Sadly, the same law seems to apply in the media. It used to be that a soldier killed in combat was headline news, it was the lead story. But 84 deaths later, and I have noticed that the stories are buried deeper and deeper. Now, it is hard to hear about at all. This is not acceptable. EVERY life is precious, election results from another country (even the states) should NOT override the tribute that our soldiers deserve. I am making a commitment to mark EVERY soldier's story on this blog. Nothing is more important than thanking those who are willing to stand in the gap.





Today, sadly there is one more picture to post. One more family devastated, one more hero lost to us.

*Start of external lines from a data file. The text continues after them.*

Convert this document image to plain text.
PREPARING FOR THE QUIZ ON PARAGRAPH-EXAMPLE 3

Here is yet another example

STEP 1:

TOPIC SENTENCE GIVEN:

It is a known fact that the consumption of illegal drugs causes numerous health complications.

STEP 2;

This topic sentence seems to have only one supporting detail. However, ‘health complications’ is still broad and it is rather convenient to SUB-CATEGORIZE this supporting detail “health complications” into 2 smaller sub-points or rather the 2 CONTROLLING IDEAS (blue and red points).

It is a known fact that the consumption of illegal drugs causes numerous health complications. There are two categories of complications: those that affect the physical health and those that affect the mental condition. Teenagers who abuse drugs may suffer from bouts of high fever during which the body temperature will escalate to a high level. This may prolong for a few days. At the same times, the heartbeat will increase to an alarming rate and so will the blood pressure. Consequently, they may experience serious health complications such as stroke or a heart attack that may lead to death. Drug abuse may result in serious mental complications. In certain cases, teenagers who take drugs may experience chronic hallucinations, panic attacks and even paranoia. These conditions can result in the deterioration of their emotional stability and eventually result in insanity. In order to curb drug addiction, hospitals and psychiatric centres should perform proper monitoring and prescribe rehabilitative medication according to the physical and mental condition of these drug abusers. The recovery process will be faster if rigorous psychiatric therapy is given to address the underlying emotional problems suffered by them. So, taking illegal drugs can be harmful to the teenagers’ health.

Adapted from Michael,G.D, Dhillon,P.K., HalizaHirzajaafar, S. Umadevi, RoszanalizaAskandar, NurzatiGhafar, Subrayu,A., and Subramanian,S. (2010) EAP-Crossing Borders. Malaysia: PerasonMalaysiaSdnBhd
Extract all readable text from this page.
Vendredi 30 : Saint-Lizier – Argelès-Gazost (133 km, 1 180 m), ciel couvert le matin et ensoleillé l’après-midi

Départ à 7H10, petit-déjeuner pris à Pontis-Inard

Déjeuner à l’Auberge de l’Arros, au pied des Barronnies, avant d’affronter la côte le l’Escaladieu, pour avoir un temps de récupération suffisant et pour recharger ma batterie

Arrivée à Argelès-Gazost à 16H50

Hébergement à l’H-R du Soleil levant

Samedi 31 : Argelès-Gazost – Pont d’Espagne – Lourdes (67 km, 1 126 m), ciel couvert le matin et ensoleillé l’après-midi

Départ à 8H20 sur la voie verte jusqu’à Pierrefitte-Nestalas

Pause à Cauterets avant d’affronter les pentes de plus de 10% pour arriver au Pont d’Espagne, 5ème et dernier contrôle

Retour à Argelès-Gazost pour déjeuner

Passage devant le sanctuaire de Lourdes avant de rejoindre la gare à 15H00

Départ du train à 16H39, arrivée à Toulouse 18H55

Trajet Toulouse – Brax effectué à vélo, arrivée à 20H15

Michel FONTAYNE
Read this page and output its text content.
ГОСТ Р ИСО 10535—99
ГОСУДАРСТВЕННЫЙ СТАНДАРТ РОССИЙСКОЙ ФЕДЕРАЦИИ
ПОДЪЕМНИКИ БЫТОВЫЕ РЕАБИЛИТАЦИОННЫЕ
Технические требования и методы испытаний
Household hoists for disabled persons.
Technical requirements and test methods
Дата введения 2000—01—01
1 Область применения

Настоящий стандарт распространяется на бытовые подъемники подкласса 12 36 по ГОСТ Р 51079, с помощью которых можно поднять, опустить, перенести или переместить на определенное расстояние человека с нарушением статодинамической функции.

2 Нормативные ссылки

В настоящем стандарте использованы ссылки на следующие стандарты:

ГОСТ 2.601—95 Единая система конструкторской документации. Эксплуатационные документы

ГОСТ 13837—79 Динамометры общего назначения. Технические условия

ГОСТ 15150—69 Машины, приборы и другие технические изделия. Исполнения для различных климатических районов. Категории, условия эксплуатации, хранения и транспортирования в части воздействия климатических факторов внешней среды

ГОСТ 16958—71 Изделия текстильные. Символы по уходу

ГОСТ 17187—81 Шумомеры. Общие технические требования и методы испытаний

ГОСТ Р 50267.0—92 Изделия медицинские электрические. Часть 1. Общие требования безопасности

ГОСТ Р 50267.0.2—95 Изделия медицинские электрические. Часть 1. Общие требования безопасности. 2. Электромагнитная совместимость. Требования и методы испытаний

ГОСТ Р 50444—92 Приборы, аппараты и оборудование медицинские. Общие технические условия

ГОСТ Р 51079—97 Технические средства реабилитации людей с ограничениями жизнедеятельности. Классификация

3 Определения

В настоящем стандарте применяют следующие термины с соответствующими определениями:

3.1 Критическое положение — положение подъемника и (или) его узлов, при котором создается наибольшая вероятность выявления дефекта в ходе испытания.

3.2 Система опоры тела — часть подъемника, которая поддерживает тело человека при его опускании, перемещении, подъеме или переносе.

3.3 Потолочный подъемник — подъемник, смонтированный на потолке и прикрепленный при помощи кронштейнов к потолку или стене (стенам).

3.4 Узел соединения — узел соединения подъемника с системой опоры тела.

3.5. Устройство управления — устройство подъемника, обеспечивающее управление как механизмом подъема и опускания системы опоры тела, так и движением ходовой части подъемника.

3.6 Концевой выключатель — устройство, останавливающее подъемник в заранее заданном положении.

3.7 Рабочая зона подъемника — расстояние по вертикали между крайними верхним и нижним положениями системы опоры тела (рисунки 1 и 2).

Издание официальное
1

When we forget to value the sacrifices, we lose a part of ourselves. We cannot turn a blind eye.

Sunday, June 01, 2008

Good Friends by the Carload!

I love the community of believers that comes with belonging to a great church. I have had the amazing privilege of hosting a group of amazing people who visit friends of mine. They have often stayed in my home and it has been so amazing to get to know a group of young adults who are so passionate about the things of God, and who are giving thier lives to those around them. These are the next generation of amazing leaders!

I am inspired by their faith, their strength and their leadership. With these people in leadership, there is nothing that the next generation cannot achieve!